I also think that the social aspect of school is sadly lacking in Italy. There are no ball games, no after school clubs or sports, no student councils, no dances. There is a crucifix in every classroom, something which I never could stomach. There isn't an Italian flag to be found anywhere. Only the gory crucifix. The buildings are usually falling apart and have no decent sports facilities. The foreign children who have just arrived in Italy and do not speak a word of Italian are thrown in with the Italian students, creating no small amount of chaos and often slowing down the entire class, all while the foreign children feel frustrated and alienated.
So how's it going? Well, we are basically living in a school district that we totally can't afford, but the school makes it all worth it.

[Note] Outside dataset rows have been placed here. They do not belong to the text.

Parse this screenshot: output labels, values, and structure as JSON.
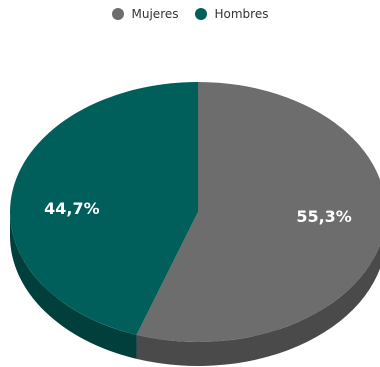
{
  "chart_data": {
    "type": "pie",
    "title": "",
    "legend_position": "top",
    "three_d": true,
    "slices": [
      {
        "name": "Mujeres",
        "value": 55.3,
        "label": "55,3%",
        "color": "#6d6d6d",
        "side_color": "#4a4a4a"
      },
      {
        "name": "Hombres",
        "value": 44.7,
        "label": "44,7%",
        "color": "#005f5b",
        "side_color": "#003f3c"
      }
    ]
  }
}
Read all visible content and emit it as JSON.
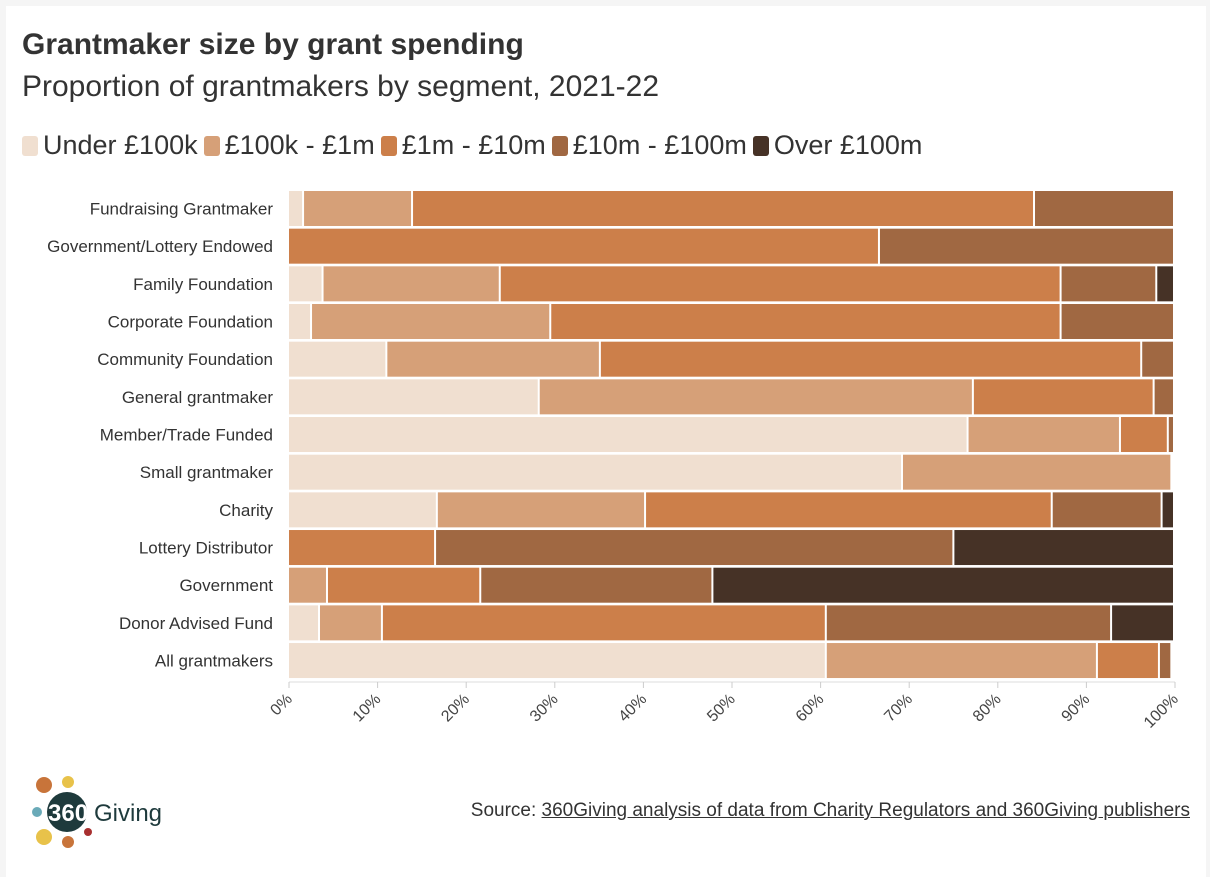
{
  "chart_data": {
    "type": "bar",
    "orientation": "horizontal",
    "stacked": "100%",
    "title": "Grantmaker size by grant spending",
    "subtitle": "Proportion of grantmakers by segment, 2021-22",
    "categories": [
      "Fundraising Grantmaker",
      "Government/Lottery Endowed",
      "Family Foundation",
      "Corporate Foundation",
      "Community Foundation",
      "General grantmaker",
      "Member/Trade Funded",
      "Small grantmaker",
      "Charity",
      "Lottery Distributor",
      "Government",
      "Donor Advised Fund",
      "All grantmakers"
    ],
    "series": [
      {
        "name": "Under £100k",
        "color": "#f0dfd0",
        "values": [
          1.7,
          0,
          3.9,
          2.6,
          11.1,
          28.3,
          76.7,
          69.3,
          16.8,
          0,
          0,
          3.5,
          60.7
        ]
      },
      {
        "name": "£100k - £1m",
        "color": "#d6a078",
        "values": [
          12.3,
          0,
          20.0,
          27.0,
          24.1,
          49.0,
          17.2,
          30.4,
          23.5,
          0,
          4.4,
          7.1,
          30.6
        ]
      },
      {
        "name": "£1m - £10m",
        "color": "#cc7f4a",
        "values": [
          70.2,
          66.7,
          63.3,
          57.6,
          61.1,
          20.4,
          5.4,
          0,
          45.9,
          16.6,
          17.3,
          50.1,
          7.0
        ]
      },
      {
        "name": "£10m - £100m",
        "color": "#a06842",
        "values": [
          15.8,
          33.3,
          10.8,
          12.8,
          3.7,
          2.3,
          0.7,
          0,
          12.4,
          58.5,
          26.2,
          32.2,
          1.4
        ]
      },
      {
        "name": "Over £100m",
        "color": "#463226",
        "values": [
          0,
          0,
          2.0,
          0,
          0,
          0,
          0,
          0,
          1.4,
          24.9,
          52.1,
          7.1,
          0
        ]
      }
    ],
    "xlim": [
      0,
      100
    ],
    "xticks": [
      "0%",
      "10%",
      "20%",
      "30%",
      "40%",
      "50%",
      "60%",
      "70%",
      "80%",
      "90%",
      "100%"
    ],
    "legend": "top",
    "grid": false
  },
  "source": {
    "prefix": "Source: ",
    "link": "360Giving analysis of data from Charity Regulators and 360Giving publishers"
  },
  "logo": {
    "text": "360 Giving"
  }
}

My kids' middle school is a gem. The view from the school looks like this...
They broadcast a newscast by students every morning on the widescreen TV's in every classroom. They have a computer lab with a laptop for every student. They have a rock climbing wall, ropes course, football field, two beautiful gyms and auditorium. They have more sports programs than any other school in Colorado, including cross country skiing, mountain biking, ice hockey, rugby, marathon running, and all the rest. They have a Spanish club, French club, and, yes, an Italian club! They have an incredible chemistry lab with Jimmy Neutron-like equipment. They have pep rallies and cheerleaders. My youngest son recently led the Pledge of Allegiance on the loudspeaker. My eldest is trying out for the basketball team on Monday.
And best of all, in honor of my eldest son's 13th birthday (well, not really, but I like of think of it this way), tomorrow night is the first school dance! With live music!
Are my children happy? Well, what do you think? All of this seems the norm for the jaded American kids... but for my little Italians, they feel like they're going to school at Disneyland.
Addendum - I forgot to mention the most shocking thing of all. In Italy, kids go to school on Saturdays! Seriously.